Г. Некрасов, заимствовавший свое чувство народности из петербургских журналов, естественно, должен был положить на нее тот самый отпечаток, с каким она являлась в народолюбивом сознании людей, наблюдавших ее у Палкина и под балаганами: русский простолюдин предстал в стихах г. Некрасова в красной рубахе, с серебряною серьгой в одном ухе, «круглолиц, белолиц, кудри – чесаный лен»
[3], в плисовых шароварах и с гармоникой в руках. Впоследствии, когда знание и понимание народности сделало успехи в самой петербургской журналистике, когда точка зрения на народность в ней переменилась, и вместо ухарства и бахвальства стали замечать в народной русской жизни лохмотья, нищету, тяжкое бремя чернорабочего труда, в мнимонародной поэзии г. Некрасова явились другие краски. Вслед за журналистами он увидел нищету и лохмотья, кумачовая рубашка сменилась рубищем, трактирная песня – стоном бурлаков, тянущих лямку. Но вдохновенье опять шло не из непосредственного наблюдения жизни, а из журнальных статей и потому опять звучало фальшиво; действительные черты народного духа, какие указывал, например, г. Достоевский в «Записках из Мертвого дома» или Андрей Печерский
[4], остались не замеченными г. Некрасовым, хотя у него есть стихотворения, прямо навеянные «Записками из Мертвого дома». Фальшивость происходила оттого, что почерпнутые у г. Достоевского мотивы г. Некрасов проводил сквозь горнило воззрений редакции «Современника», изменял точку зрения, и в этом процессе перегорали краски, полученные из непосредственного художественного наблюдения. Впрочем, поддельность народной поэзии г. Некрасова так очевидна, что излишне распространяться об этом предмете.

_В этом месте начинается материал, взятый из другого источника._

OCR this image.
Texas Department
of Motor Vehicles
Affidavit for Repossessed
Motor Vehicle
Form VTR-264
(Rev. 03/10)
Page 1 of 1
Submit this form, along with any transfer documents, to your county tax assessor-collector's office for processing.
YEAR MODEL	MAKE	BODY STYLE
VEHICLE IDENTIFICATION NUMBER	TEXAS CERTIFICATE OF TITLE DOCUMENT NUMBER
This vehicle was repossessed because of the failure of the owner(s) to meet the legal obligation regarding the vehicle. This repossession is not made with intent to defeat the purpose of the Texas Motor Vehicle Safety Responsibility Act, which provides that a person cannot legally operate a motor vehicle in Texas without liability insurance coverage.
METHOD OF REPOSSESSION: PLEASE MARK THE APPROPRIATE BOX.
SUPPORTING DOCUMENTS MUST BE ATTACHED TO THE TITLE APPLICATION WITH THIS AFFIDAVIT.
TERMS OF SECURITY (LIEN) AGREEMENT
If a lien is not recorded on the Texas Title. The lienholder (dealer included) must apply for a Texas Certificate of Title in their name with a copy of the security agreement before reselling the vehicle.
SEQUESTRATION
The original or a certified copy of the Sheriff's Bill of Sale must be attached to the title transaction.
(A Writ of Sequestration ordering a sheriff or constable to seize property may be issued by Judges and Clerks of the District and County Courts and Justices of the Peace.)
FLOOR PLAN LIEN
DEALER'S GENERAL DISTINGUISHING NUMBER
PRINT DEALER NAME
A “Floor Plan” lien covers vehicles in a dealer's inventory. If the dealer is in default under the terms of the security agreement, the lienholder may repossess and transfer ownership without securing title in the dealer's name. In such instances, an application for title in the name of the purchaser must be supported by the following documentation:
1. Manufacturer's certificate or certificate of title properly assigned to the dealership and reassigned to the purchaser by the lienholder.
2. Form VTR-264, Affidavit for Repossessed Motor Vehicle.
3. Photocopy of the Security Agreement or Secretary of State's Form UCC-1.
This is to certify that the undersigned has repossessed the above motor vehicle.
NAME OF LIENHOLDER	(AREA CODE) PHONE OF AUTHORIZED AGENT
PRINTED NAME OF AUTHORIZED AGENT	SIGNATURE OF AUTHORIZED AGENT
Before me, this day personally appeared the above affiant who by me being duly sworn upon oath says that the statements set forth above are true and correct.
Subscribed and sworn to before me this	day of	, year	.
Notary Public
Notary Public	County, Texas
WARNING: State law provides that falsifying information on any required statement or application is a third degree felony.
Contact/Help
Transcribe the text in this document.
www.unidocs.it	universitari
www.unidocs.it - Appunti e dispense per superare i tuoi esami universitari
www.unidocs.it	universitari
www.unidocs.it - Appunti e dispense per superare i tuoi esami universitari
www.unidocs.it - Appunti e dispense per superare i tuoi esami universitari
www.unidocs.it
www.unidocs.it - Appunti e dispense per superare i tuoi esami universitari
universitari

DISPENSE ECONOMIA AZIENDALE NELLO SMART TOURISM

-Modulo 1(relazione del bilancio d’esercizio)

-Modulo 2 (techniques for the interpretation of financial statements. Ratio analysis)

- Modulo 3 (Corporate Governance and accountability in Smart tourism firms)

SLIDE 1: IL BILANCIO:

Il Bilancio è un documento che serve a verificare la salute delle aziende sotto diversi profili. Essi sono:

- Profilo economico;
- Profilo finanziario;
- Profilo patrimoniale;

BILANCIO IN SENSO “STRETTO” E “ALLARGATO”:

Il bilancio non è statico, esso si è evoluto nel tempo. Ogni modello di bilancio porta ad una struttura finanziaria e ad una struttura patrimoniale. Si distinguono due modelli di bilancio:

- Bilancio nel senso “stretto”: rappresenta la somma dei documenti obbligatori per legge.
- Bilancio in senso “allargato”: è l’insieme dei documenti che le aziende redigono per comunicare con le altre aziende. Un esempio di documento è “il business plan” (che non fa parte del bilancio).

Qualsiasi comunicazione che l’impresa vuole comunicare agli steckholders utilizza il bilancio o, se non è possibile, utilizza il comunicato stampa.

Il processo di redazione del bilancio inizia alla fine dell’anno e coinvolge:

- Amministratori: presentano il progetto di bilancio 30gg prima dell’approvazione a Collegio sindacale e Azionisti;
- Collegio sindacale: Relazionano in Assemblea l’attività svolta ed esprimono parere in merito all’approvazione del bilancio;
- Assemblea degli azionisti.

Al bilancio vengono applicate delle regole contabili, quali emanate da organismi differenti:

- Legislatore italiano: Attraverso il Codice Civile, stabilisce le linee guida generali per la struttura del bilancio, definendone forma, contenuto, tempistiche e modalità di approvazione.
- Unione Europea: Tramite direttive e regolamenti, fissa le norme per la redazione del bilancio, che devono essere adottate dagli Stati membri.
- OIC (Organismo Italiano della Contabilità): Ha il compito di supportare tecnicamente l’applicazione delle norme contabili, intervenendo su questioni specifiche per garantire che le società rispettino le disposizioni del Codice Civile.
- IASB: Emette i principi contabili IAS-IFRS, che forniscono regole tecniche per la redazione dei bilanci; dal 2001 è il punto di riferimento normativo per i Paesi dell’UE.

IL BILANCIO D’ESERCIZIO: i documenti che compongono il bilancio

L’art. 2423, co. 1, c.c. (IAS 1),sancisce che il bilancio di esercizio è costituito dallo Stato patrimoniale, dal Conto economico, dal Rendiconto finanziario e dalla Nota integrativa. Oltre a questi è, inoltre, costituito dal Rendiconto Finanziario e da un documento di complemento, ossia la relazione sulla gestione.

Гораздо любопытнее взглянуть, как отразилось в стихах нашего поэта то движение социальных идей, которое с половины сороковых годов составляет внутреннее содержание петербургской журналистики. Мы видели, что критика, просмотревшая социальное и историческое значение нашей художественной поэзии послепушкинского периода и заметив только ее внешнее содержание, ее темы, посвященные любви, женщине, красоте, осудила эту поэзию во имя общественных и гражданских идей. Осудив содержание, она осудила также и форму, в художественной виртуозности которой она видела негу звуков, не гармонировавшую с теми новыми темами, которые журналистика претендовала внести в поэзию. Журнализм потребовал от поэтов суровых песней, суровых образов, которые воплотили бы в себе борьбу человечества за социальные права, в которых звучали бы отголоски страданий, стоны пролетариев, задавленных социальным неравенством. Насколько все это было применимо к русской жизни, вне специальных условий крепостного права – журналистика не рассуждала. Выйдя сама из условий чужой жизни, она поставила своею задачею отыскать во что бы то ни стало аналогические условия в русских порядках и так или иначе ввести русскую жизнь в социальное движение, вне которого наш журнализм не умел найти для себя содержания. Явилось требование, чтобы наша поэзия служила отголоском этой борьбы, чтоб она забыла «песни любви и лени». Новая поэзия должна была нарядиться в лохмотья социальной нищеты, облечься в «суровый, неуклюжий стих»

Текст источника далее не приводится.